Class A certificates that are rated ‘A’ compare well with issuances from United, Air Canada and British Airways that are also rated ‘A’. Rating similarities are driven by similar levels of overcollateralization and high quality pools of collateral. Class A certificates rated at ‘A-‘ are a notch lower than several other comparable issuances primarily due to weaker levels of overcollateralization.
The ‘BBB-‘ ratings on the class B certificates rated at ‘BBB-‘ are derived through a four uplift from American’s IDR. The four-notch uplift reflects a high affirmation factor, benefit of a liquidity facility and no benefit for recovery expectations. The 2013-2 class Bs receive a two-notch affirmation uplift and a one-notch downward adjustment for poor recovery prospects. The 2013-1 class Bs receive a one-notch upward affirmation factor adjustment and one notch for the benefit of a liquidity facility. The US Airways 2012-2 class C certificates are two notches above American’s corporate rating reflecting a 3-notch affirmation factor adjustment offset by a one notch downward adjustment for poor recovery prospects.
Key assumptions within the rating case for the issuer include a harsh downside scenario in which American declares bankruptcy, chooses to reject the collateral aircraft, and where the aircraft are remarketed in the midst of a severe slump in aircraft values. Fitch’s models also incorporate a full draw on liquidity facilities and include assumptions for repossession and remarketing costs.

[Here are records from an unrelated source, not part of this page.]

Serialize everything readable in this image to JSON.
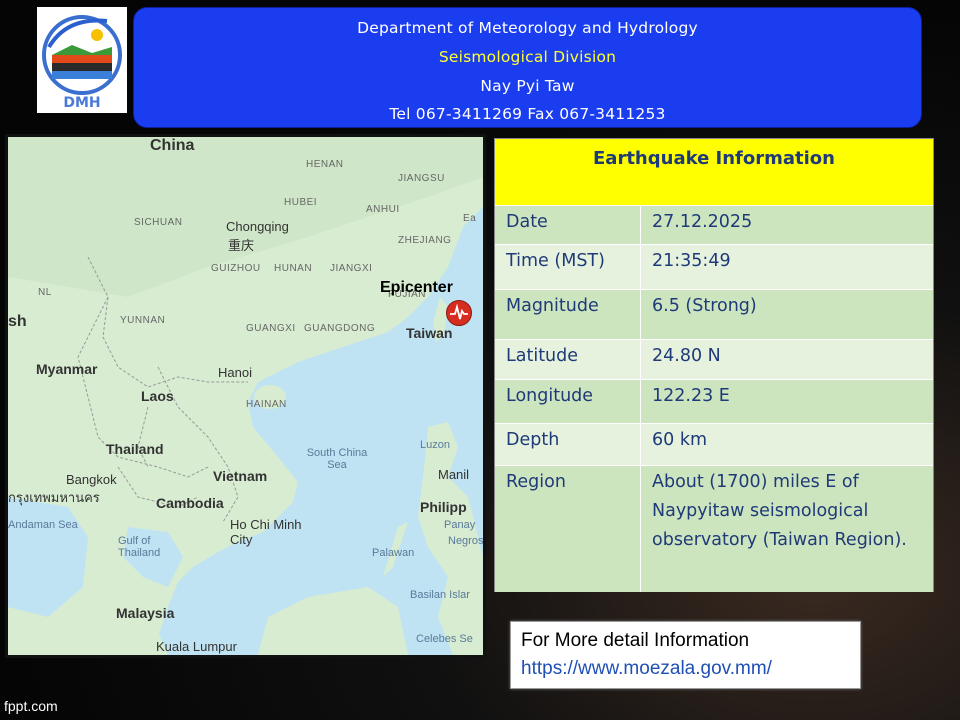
{
  "header": {
    "line1": "Department of Meteorology and Hydrology",
    "line2": "Seismological Division",
    "line3": "Nay Pyi Taw",
    "line4": "Tel 067-3411269 Fax 067-3411253",
    "logo_text": "DMH"
  },
  "map": {
    "epicenter_label": "Epicenter",
    "labels": {
      "china": "China",
      "henan": "HENAN",
      "jiangsu": "JIANGSU",
      "hubei": "HUBEI",
      "anhui": "ANHUI",
      "sichuan": "SICHUAN",
      "chongqing": "Chongqing",
      "chongqing_cn": "重庆",
      "zhejiang": "ZHEJIANG",
      "guizhou": "GUIZHOU",
      "hunan": "HUNAN",
      "jiangxi": "JIANGXI",
      "fujian": "FUJIAN",
      "yunnan": "YUNNAN",
      "guangxi": "GUANGXI",
      "guangdong": "GUANGDONG",
      "taiwan": "Taiwan",
      "myanmar": "Myanmar",
      "hanoi": "Hanoi",
      "laos": "Laos",
      "hainan": "HAINAN",
      "thailand": "Thailand",
      "south_china_sea": "South China Sea",
      "luzon": "Luzon",
      "bangkok": "Bangkok",
      "bangkok_th": "กรุงเทพมหานคร",
      "vietnam": "Vietnam",
      "manila": "Manil",
      "cambodia": "Cambodia",
      "andaman": "Andaman Sea",
      "philippines": "Philipp",
      "panay": "Panay",
      "hcm": "Ho Chi Minh City",
      "negros": "Negros",
      "gulf": "Gulf of Thailand",
      "palawan": "Palawan",
      "basilan": "Basilan Islar",
      "malaysia": "Malaysia",
      "kl": "Kuala Lumpur",
      "celebes": "Celebes Se",
      "nl": "NL",
      "sh": "sh",
      "ea": "Ea"
    }
  },
  "info": {
    "title": "Earthquake Information",
    "rows": [
      {
        "key": "Date",
        "value": "27.12.2025"
      },
      {
        "key": "Time (MST)",
        "value": "21:35:49"
      },
      {
        "key": "Magnitude",
        "value": "6.5 (Strong)"
      },
      {
        "key": "Latitude",
        "value": "24.80 N"
      },
      {
        "key": "Longitude",
        "value": "122.23 E"
      },
      {
        "key": "Depth",
        "value": "60 km"
      },
      {
        "key": "Region",
        "value": "About (1700) miles E of Naypyitaw seismological observatory (Taiwan Region)."
      }
    ]
  },
  "note": {
    "line1": "For More detail Information",
    "line2": "https://www.moezala.gov.mm/"
  },
  "footer": "fppt.com",
  "colors": {
    "header_bg": "#1b3df0",
    "title_bg": "#ffff00",
    "table_bg": "#a9d28f",
    "epicenter": "#d62d20"
  }
}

Value stresses applied to key aircraft types in Fitch’s models include:
777-300ER – 25% A level stress
787-9 – 20% A level, 40% AA level
737-800 – 20% A level, 40% AA level
737 MAX 8 – 30% A level, 50% AA level
E-175 – 30% A level, 50% AA level
A321-200 – 20% A level
Class AA and A certificates are primarily rated based on levels of overcollateralization. Ratings may be downgraded due to asset value declines that are sharper than assumed in Fitch’s models. Class AA certificates would also be downgraded below the ‘AA’ category if American were to be downgraded to ‘B-‘ or lower.
Class B and C certificates are notched up from the underlying issuer rating. To the extent that if American’s ratings were downgraded, class B and C certificates would be downgraded in kind.

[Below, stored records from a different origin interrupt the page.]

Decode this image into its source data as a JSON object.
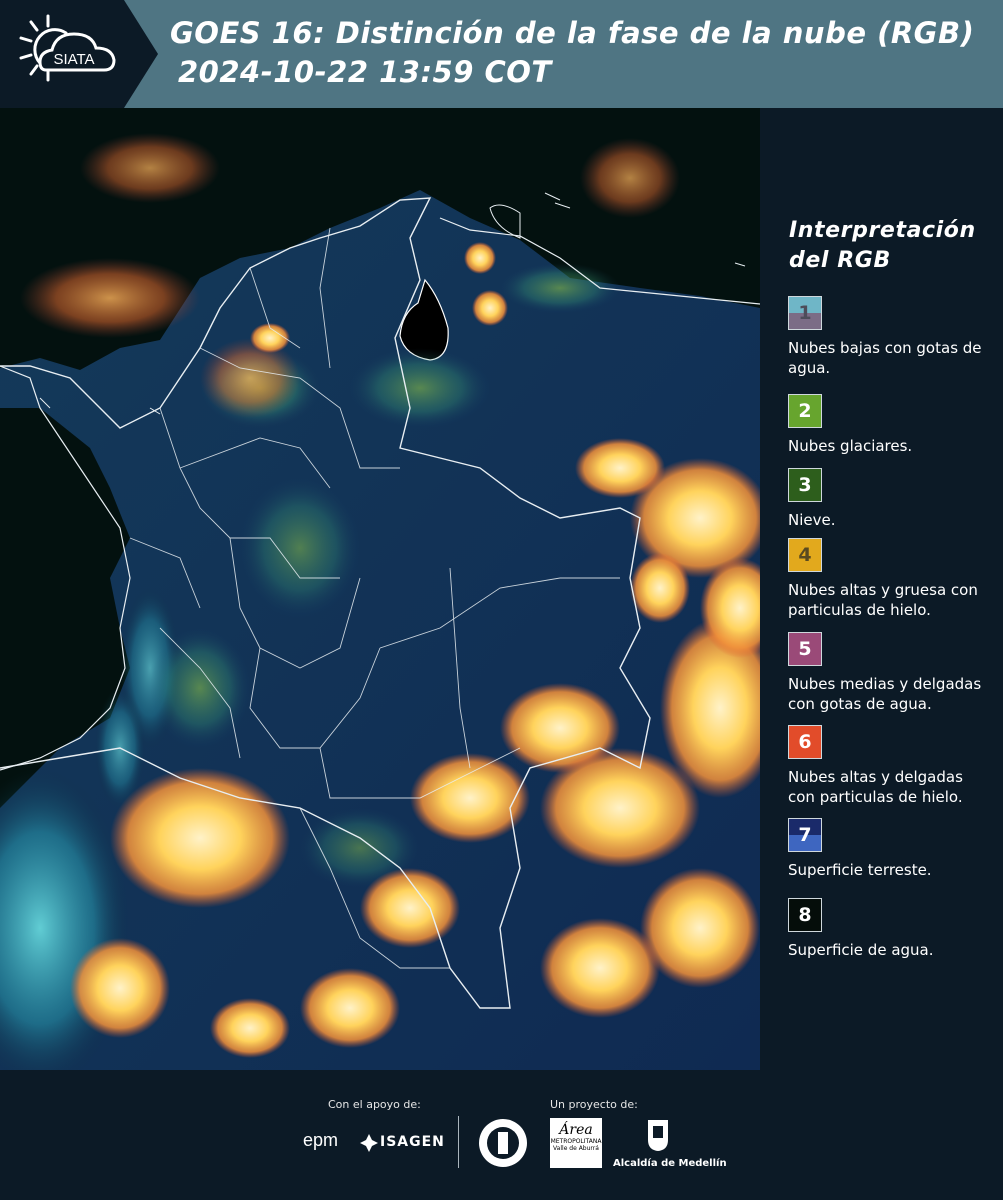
{
  "header": {
    "logo_text": "SIATA",
    "title_line1": "GOES 16: Distinción de la fase de la nube (RGB)",
    "title_line2": "2024-10-22 13:59 COT"
  },
  "legend": {
    "title_line1": "Interpretación",
    "title_line2": "del RGB",
    "items": [
      {
        "number": "1",
        "label": "Nubes bajas con gotas de agua.",
        "color_top": "#6fb6c7",
        "color_bottom": "#7b6c86",
        "text_color": "#4d4d5a"
      },
      {
        "number": "2",
        "label": "Nubes glaciares.",
        "color_top": "#67a52e",
        "color_bottom": "#67a52e",
        "text_color": "#ffffff"
      },
      {
        "number": "3",
        "label": "Nieve.",
        "color_top": "#2d5e1c",
        "color_bottom": "#2d5e1c",
        "text_color": "#ffffff"
      },
      {
        "number": "4",
        "label": "Nubes altas y gruesa con particulas de hielo.",
        "color_top": "#e2a91d",
        "color_bottom": "#e2a91d",
        "text_color": "#5a4a20"
      },
      {
        "number": "5",
        "label": "Nubes medias y delgadas con gotas de agua.",
        "color_top": "#9a4a78",
        "color_bottom": "#9a4a78",
        "text_color": "#ffffff"
      },
      {
        "number": "6",
        "label": "Nubes altas y delgadas con particulas de hielo.",
        "color_top": "#e24c2a",
        "color_bottom": "#e24c2a",
        "text_color": "#ffffff"
      },
      {
        "number": "7",
        "label": "Superficie terreste.",
        "color_top": "#1a2a6a",
        "color_bottom": "#3e66c0",
        "text_color": "#ffffff"
      },
      {
        "number": "8",
        "label": "Superficie de agua.",
        "color_top": "#050d0a",
        "color_bottom": "#050d0a",
        "text_color": "#ffffff"
      }
    ]
  },
  "footer": {
    "support_label": "Con el apoyo de:",
    "project_label": "Un proyecto de:",
    "sponsor1": "epm",
    "sponsor2": "ISAGEN",
    "partner1": "Área",
    "partner1_sub": "METROPOLITANA",
    "partner1_sub2": "Valle de Aburrá",
    "partner2": "Alcaldía de Medellín"
  }
}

Subordinated certificates could be upgraded by one notch if recovery prospects were to solidify over time.
BEST/WORST CASE RATING SCENARIO
Ratings of Non-Financial Corporate issuers have a best-case rating upgrade scenario (defined as the 99th percentile of rating transitions, measured in a positive direction) of three notches over a three-year rating horizon; and a worst-case rating downgrade scenario (defined as the 99th percentile of rating transitions, measured in a negative direction) of four notches over three years. The complete span of best- and worst-case scenario credit ratings for all rating categories ranges from ‘AAA’ to ‘D’. Best- and worst-case scenario credit ratings are based on historical performance. For more information about the methodology used to determine sector-specific best- and worst-case scenario credit ratings https://www.fitchratings.com/site/re/10111579.

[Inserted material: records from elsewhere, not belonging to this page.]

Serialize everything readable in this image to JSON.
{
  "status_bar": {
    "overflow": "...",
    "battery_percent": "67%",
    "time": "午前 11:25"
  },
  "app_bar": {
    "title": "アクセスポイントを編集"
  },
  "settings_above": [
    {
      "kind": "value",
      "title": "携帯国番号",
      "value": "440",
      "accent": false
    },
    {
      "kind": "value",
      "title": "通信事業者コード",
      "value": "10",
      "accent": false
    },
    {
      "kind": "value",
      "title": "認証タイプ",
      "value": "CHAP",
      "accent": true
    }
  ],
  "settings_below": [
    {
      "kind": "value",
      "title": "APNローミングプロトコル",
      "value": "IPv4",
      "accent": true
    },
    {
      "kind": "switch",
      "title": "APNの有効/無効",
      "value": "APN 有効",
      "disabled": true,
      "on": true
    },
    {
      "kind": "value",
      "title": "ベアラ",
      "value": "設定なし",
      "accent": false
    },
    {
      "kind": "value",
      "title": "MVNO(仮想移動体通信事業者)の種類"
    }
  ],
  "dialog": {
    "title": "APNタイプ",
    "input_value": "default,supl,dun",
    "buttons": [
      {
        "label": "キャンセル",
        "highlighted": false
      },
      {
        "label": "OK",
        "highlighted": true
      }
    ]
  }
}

LIQUIDITY AND DEBT STRUCTURE
Class AA, A and B certificates all feature 18 month liquidity facilities that would prevent an immediate event of default for the certificates if American were to enter financial distress.
Relevant ESG issues for these transactions are related to the issuing airline. Unless otherwise disclosed in this section, the highest level of ESG credit relevance is a score of 3. ESG issues are credit neutral or have only a minimal credit impact on the entity, either due to their nature or the way in which they are being managed by the entity.